CV_{E}* can be considered as a surrogate for the conventional biological variation (CV_{B}), although it also contains the analytical variation. The CV_{E}* values were compared (Figure 1) with the combined CV_{B} values [CV_{B}=(CV_{I}^{2}+CV_{G}^{2})^{0.5}] for 64 quantities (in blood, serum, and plasma) listed in the RiliBÄK [8]. The CV_{B} data were taken from Ricos et al. [7]. Although this list is already very comprehensive, CV_{B} data are available for only 80% of the RiliBÄK measurands. As shown in Figure 1, CV_{B} and CV_{E}* correlate quite well. The greatest divergences (above the regression line=black line in Figure 1) are obtained with C-reactive protein, CA 19-9, and prostate-specific antigen (PSA). In the Ricos et al. [7] list, a relatively high CV_{G} value of 130% is presented for CA 19-9. Erden et al. [9] more recently published a CV_{G}=64.2%, a value that appears more realistic. In , the intra-individual biological variation (CV_{I}) of PSA is compared from several reports. The most comprehensive survey was published by Söletormos et al. [10] on behalf of the European Group on Tumor Markers. The CV_{I} values from 13 studies varied between 2.1% and 22.9%. These large differences between studies make a choice of the correct CV_{B} value difficult. Ricos et al. [7] selected a CV_{I}=18.1, whereas a CV_{I} of about 13% (close to the mean of the reported span) would correlate with the CV_{E}* quite well.

Figure 1: Comparison of CV_{E}* values with combined CV_{B} values taken from Ricos et al. [7].

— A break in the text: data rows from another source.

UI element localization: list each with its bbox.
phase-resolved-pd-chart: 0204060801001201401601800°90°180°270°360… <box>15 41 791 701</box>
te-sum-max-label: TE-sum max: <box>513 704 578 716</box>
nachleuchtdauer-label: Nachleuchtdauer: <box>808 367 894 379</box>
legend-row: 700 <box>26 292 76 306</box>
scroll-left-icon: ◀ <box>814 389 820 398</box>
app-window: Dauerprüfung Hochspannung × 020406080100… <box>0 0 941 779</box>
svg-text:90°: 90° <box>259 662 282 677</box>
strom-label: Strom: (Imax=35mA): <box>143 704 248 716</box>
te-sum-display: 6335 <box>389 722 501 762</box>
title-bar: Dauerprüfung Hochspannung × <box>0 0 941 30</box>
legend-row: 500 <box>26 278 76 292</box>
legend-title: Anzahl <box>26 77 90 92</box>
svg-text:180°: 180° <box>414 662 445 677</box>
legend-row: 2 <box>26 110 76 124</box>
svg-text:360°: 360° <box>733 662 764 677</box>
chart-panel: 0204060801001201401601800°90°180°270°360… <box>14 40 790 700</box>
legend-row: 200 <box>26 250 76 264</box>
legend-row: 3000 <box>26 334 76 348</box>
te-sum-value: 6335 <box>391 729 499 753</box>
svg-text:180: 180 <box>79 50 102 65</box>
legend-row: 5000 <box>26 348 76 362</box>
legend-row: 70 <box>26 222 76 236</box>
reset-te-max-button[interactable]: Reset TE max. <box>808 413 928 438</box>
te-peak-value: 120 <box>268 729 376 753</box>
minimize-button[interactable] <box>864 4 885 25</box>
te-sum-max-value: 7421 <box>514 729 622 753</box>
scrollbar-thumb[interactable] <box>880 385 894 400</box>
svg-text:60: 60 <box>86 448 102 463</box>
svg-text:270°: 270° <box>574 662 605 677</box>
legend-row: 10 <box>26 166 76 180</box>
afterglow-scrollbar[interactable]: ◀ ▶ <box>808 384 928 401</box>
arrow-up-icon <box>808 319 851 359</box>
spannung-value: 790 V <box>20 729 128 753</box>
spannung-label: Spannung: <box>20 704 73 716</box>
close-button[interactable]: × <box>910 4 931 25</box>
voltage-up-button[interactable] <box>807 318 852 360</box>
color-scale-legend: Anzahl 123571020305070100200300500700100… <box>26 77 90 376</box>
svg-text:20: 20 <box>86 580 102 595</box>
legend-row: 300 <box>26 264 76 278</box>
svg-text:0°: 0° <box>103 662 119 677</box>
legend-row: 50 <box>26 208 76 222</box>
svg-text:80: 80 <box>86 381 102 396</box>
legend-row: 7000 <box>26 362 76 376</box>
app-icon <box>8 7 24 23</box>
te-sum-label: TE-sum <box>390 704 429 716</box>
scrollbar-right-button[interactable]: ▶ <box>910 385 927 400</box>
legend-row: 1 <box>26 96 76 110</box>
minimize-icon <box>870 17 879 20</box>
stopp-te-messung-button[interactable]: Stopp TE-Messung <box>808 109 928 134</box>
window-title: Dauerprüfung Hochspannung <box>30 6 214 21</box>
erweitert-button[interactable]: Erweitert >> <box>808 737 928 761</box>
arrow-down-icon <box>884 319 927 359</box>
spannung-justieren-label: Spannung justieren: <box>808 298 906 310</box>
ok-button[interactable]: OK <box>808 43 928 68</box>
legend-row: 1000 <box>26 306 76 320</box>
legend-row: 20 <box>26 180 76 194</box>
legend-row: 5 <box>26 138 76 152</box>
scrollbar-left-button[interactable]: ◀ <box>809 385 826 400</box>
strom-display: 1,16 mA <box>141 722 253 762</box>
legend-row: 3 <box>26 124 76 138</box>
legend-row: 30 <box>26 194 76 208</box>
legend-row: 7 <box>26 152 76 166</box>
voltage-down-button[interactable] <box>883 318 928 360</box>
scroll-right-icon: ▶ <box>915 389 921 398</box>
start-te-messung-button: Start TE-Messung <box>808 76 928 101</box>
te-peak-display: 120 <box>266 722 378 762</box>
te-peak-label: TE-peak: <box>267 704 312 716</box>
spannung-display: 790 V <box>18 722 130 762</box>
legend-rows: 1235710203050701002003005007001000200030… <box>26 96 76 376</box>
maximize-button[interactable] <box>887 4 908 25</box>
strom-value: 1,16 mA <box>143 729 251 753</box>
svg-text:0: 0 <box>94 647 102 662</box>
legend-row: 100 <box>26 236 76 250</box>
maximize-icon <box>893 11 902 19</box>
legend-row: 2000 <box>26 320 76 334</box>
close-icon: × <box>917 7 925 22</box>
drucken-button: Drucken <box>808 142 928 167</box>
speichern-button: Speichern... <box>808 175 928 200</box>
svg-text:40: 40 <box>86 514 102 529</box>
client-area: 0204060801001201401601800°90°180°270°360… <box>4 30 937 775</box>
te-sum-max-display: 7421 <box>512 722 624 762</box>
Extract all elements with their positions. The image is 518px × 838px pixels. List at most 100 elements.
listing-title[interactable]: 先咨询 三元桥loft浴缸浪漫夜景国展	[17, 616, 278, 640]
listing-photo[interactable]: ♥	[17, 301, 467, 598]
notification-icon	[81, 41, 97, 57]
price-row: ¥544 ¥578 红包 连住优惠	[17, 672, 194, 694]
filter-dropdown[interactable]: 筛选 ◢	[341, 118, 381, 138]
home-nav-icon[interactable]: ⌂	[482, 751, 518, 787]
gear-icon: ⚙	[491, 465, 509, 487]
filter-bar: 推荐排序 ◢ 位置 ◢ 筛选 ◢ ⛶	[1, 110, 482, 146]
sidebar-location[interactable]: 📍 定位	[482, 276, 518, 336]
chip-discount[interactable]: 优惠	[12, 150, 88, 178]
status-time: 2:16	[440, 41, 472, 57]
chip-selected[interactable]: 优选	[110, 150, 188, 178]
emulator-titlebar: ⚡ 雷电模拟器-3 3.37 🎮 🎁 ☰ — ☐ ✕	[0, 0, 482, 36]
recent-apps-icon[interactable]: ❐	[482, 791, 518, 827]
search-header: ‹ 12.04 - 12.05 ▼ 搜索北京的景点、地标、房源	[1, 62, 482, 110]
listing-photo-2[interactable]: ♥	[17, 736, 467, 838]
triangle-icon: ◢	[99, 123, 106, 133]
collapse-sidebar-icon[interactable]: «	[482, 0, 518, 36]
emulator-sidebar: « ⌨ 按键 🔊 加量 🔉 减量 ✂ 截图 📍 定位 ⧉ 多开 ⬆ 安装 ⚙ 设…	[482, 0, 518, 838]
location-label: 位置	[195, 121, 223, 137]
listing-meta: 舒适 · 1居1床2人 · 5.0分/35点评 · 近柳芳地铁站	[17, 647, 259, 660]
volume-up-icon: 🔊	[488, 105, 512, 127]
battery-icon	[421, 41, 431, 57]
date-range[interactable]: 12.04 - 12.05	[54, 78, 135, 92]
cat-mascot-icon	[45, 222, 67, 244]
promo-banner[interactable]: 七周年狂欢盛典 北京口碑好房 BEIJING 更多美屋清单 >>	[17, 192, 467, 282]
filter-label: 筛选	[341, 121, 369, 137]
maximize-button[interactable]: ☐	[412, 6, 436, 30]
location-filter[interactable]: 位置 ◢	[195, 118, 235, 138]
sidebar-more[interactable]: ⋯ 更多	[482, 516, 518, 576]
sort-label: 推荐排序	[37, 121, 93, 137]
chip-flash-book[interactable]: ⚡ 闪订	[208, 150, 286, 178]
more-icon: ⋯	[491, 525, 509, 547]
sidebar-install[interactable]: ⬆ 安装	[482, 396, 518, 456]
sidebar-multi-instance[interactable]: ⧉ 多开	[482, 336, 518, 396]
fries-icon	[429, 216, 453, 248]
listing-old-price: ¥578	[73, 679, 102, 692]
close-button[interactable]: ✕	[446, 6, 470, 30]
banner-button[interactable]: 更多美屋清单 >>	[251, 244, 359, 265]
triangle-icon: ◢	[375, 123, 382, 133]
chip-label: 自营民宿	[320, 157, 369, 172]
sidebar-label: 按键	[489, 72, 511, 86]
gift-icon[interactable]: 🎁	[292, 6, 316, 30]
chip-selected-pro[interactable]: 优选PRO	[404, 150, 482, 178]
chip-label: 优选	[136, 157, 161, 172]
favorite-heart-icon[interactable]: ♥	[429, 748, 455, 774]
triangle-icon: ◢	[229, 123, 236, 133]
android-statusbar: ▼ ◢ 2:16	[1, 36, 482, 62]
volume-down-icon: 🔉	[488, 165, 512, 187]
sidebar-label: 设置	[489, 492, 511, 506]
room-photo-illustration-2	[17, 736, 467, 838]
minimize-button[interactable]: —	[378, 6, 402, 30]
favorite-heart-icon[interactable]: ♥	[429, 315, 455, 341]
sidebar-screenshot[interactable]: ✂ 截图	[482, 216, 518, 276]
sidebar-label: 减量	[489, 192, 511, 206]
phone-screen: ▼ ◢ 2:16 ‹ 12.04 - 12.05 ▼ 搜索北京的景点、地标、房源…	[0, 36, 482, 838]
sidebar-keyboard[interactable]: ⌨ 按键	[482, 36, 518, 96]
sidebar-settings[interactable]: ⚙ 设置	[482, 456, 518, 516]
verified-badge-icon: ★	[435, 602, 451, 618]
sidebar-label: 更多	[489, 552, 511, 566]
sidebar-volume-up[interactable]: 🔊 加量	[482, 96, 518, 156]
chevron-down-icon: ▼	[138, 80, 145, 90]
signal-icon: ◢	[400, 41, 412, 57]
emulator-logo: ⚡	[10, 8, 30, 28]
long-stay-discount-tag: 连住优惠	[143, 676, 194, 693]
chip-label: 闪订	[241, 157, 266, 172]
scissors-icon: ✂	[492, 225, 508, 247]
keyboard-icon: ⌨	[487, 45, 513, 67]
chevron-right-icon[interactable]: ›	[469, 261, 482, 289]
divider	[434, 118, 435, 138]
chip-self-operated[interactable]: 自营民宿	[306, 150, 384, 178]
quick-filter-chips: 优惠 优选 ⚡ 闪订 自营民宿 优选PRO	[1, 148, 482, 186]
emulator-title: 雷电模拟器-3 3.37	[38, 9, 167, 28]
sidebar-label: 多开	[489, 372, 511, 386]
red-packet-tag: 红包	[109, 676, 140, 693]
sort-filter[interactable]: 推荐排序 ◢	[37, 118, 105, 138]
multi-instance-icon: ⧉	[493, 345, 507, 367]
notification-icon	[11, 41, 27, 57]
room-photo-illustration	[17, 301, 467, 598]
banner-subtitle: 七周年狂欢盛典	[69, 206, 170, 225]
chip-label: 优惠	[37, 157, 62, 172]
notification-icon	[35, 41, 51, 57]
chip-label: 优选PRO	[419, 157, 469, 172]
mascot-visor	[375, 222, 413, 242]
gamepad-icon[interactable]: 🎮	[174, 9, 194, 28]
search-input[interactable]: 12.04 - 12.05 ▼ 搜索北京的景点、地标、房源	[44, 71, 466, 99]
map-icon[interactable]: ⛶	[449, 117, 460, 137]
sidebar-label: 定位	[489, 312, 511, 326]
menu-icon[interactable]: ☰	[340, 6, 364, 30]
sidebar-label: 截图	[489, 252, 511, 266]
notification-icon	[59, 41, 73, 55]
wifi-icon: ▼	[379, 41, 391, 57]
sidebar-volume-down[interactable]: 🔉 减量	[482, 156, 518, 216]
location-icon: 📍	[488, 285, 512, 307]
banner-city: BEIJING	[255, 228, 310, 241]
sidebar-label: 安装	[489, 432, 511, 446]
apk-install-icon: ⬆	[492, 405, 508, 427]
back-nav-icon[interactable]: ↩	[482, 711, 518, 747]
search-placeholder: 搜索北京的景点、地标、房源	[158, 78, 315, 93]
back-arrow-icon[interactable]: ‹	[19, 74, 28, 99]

PSA, prostate-specific antigen; CRP, C-reactive protein.

Table 1: The intra-individual variability of plasma PSA reported by several researchers.

The empirical biological variation CV_{E}* derived from the reference range can be applied to derive permissible analytical uncertainty and to determine quantity quotients standardizing reporting laboratory results.